Again: “My dear, you must speak to the servants about wasting the coal. I never saw such a consumption of fuel in a family of our size”; or, “My dear, how can you let Maggie tear the morning paper?” or, “My dear, I shall actually have to give up coming to dinner, if my dinners cannot be regular”; or, “My dear, I wish you would look at the way my shirts are ironed,—it is perfectly scandalous”; or, “My dear, you must not let Johnnie finger the mirror in the parlor”; or, “My dear, you must stop the children from playing in the garret”, or, “My dear, you must see that Maggie doesn’t leave the mat out on the railing when she sweeps the front hall”; and so on, up stairs and down stairs, in the lady’s chamber, in attic, garret, and cellar, “my dear” is to see that nothing goes wrong, and she is found fault with when anything does.
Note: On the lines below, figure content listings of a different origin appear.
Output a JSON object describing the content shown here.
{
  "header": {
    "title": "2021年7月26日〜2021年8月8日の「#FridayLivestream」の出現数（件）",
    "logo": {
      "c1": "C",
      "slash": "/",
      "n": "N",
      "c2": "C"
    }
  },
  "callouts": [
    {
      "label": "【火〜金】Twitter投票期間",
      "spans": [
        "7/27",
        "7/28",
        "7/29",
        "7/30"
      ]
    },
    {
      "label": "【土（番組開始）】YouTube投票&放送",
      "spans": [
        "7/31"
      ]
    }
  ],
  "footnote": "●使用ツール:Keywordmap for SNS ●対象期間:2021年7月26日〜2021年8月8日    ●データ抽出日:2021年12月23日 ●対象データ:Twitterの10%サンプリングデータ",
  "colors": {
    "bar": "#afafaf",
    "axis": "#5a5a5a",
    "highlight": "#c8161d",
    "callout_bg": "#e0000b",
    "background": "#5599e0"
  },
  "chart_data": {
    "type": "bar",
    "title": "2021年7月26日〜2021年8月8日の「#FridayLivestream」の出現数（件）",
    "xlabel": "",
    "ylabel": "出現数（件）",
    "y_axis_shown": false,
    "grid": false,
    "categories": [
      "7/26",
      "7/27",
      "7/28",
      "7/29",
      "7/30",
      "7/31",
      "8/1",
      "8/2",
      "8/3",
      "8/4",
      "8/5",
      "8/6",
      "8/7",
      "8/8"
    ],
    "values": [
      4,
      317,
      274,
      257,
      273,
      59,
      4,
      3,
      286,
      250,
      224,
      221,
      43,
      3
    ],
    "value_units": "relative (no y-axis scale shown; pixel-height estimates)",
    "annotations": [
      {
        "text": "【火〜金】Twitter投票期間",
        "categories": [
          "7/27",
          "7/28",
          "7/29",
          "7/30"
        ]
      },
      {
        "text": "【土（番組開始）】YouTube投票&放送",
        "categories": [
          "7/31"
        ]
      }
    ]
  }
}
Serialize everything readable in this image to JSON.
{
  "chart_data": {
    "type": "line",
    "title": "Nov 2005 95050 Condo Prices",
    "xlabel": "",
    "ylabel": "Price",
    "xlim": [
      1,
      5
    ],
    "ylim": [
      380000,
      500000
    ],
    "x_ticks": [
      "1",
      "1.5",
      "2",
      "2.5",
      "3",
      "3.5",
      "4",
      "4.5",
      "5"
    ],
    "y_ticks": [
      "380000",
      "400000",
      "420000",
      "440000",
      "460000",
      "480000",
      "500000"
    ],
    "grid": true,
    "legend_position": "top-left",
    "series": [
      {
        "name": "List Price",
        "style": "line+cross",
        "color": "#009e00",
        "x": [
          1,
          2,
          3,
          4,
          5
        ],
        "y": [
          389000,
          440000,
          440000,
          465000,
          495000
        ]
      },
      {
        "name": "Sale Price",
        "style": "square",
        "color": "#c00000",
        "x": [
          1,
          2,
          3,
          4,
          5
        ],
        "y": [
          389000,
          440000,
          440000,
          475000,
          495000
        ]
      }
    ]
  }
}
Yet Enthusius, when occasionally he finds his sometime angel in tears, and she tells him he does not love her as he once did, repudiates the charge with all his heart, and declares he loves her more than ever,—and perhaps he does. The only difficulty is that she has passed out of the plane of moonshine and poetry into that of actualities. While she was considered an angel, a star, a bird, an evening cloud, of course there was nothing to be found fault with in her; but now that the angel has become chief business-partner in an earthly working firm, relations are different. Enthusius could say the same things over again under the same circumstances, but unfortunately now they never are in the same circumstances. Enthusius is simply a man who is in the habit of speaking from impulse, and saying a thing merely and only because he feels it at the moment. Before marriage he worshipped and adored his wife as an ideal being dwelling in the land of dreams and poetries, and did his very best to make her unpractical and unfitted to enjoy the life to which he was to introduce her after marriage. After marriage he still yields unreflectingly to present impulses, which are no longer to praise, but to criticise and condemn. The very sensibility to beauty and love of elegance, which made him admire her before marriage, now transferred to the arrangement of the domestic ménage, lead him daily to perceive a hundred defects and find a hundred annoyances.

Thus far we suppose an amiable, submissive wife, who is only grieved, not provoked,—who has no sense of injustice, and meekly strives to make good the hard conditions of her lot. Such poor, little, faded women have we seen, looking for all the world like plants that have been nursed and forced into bloom in the steam-heat of the conservatory, and are now sickly and yellow, dropping leaf by leaf, in the dry, dusty parlor.